In North Carolina, at the small, private Carolina Friends School where she attended high school, it was more of the same, she says. She recalls comments and expectations from non-Indians that she and only other Indian kid in her grade should date or that she must be related to the handful of other Indian students at school.

With more overt experiences of racial discrimination, Khanna Koneru says she just simply took those instances for granted as part of “the American tax” she had to pay growing up in the U.S. as the child of immigrants.

 

Khanna Koneru said, as a kid, she would often code switch — the practice of switching between expression, behavior, speech, languages and other forms of communication in different contexts or social settings.

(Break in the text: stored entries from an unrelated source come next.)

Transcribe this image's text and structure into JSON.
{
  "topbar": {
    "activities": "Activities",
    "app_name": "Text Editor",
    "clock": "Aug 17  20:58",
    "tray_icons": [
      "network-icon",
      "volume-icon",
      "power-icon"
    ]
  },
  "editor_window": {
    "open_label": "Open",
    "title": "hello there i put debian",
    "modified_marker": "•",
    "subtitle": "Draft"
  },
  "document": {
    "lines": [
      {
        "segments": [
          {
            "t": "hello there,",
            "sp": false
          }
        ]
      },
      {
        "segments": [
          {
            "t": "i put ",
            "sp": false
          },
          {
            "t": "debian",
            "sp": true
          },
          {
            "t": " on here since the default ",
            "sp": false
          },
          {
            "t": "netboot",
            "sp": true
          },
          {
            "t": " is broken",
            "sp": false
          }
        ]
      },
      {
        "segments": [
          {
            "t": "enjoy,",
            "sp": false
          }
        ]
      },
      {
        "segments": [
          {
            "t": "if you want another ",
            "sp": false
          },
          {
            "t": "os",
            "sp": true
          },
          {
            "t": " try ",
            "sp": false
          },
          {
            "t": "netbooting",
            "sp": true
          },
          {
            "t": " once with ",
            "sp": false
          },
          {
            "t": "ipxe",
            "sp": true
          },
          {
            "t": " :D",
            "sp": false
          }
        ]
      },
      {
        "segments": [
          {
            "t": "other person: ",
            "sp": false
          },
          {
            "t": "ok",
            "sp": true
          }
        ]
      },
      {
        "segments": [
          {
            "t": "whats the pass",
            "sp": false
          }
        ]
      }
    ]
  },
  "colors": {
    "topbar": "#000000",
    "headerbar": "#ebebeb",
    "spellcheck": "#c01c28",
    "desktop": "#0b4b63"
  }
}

Specifically, she says she remembers feeling “so internally frustrated at the fact that there was no clarity around where [she] was supposed to belong.”

 

 

Photo courtesy of Chavi Khanna Koneru.

 

Khanna Koneru eventually attended college at UNC-Chapel Hill in the early 2000s, which was an entirely different experience. Suddenly, she was thrust into a world where not only were there multiple organizations specifically meant for South Asians, she was expected to know and understand nuances within the community — the different countries of origin that South Asians belonged to, the distinction between North and South Indians, the experiences of being a religious minority in a particular ethnolinguistic group, etc.

“We are Hindu Punjabi. My grandmother’s family was Sikh and, you know, went to the gurdwara. So there’s a portion of my family that is turban-wearing, you know, like very religious. But I fell in this like in-between place, I mean, particularly in North Carolina and the South in general, the majority South Asian population is Gujarat. I didn’t even know what that meant.”

In Khanna Koneru’s words, she dove “headfirst” into this newfound community, becoming an active member of Sangam, UNC’s South Asian interest organization, and choosing to spend all her time with other Indian students.

Arriving in a space where suddenly there was a large, engaging South Asian population was exciting. But it also came with “drama,” Khanna Koneru says, remembering self-segregation and exclusionary practices that were present in the Indian student population.

It wasn’t until her senior year of college that she decided she wanted to make a change with some of her social network.

I was like, ‘OK, I’m going to start picking my friends based on, you know, things that we have in common.’ But I think it was rational to want to just be around people like you when you had spent the majority of your life being othered and not fitting in and feeling just like you didn’t quite belong.”

Just a few years later, Khanna Koneru attended law school at UNC. After graduation and a briefly move to Washington, D.C., she met her husband and, with some initial reluctance, returned to North Carolina. When it comes to the South and being a Southerner, it’s something that she’s had to grow accustomed to.

North Carolina Asian Americans Together, the nonprofit, nonpartisan group Khanna Koneru heads, is aimed at bolstering civic engagement and grassroots mobilization of Asian Americans in the state.

Khanna Koneru founded the group in 2016, based out of an effort started in 2014. Since coming back to North Carolina, she says she noticed the diversity and progressiveness of the Triangle’s Indian and South Asian populations increase.

When she thinks about her self-concept, she says she interprets “Indian American” as being almost like one word, rather than having to choose between being Indian or being American.

 

“I’m a North Carolinian. The proud part I have to think about.”

Ultimately, Khanna Koneru says though she’s undoubtedly a North Carolinian, it’s still complicated.

But her work with NCAAT has helped her to highlight the contributions of and diversity within the state’s pan-Asian community.

“That’s probably what’s really meant the most in terms of NCAAT, is like being able to see people connect with other people their age when they’re at that really stressful time of life in middle school or high school or the beginning of college. And having those conversations like, ‘Hey, I don’t feel like I belong.’ ‘Oh, I don’t either.’ ‘Maybe we belong like in this other little group.’ [Laughs].”

Khanna Koneru now lives in Raleigh with her husband and two children.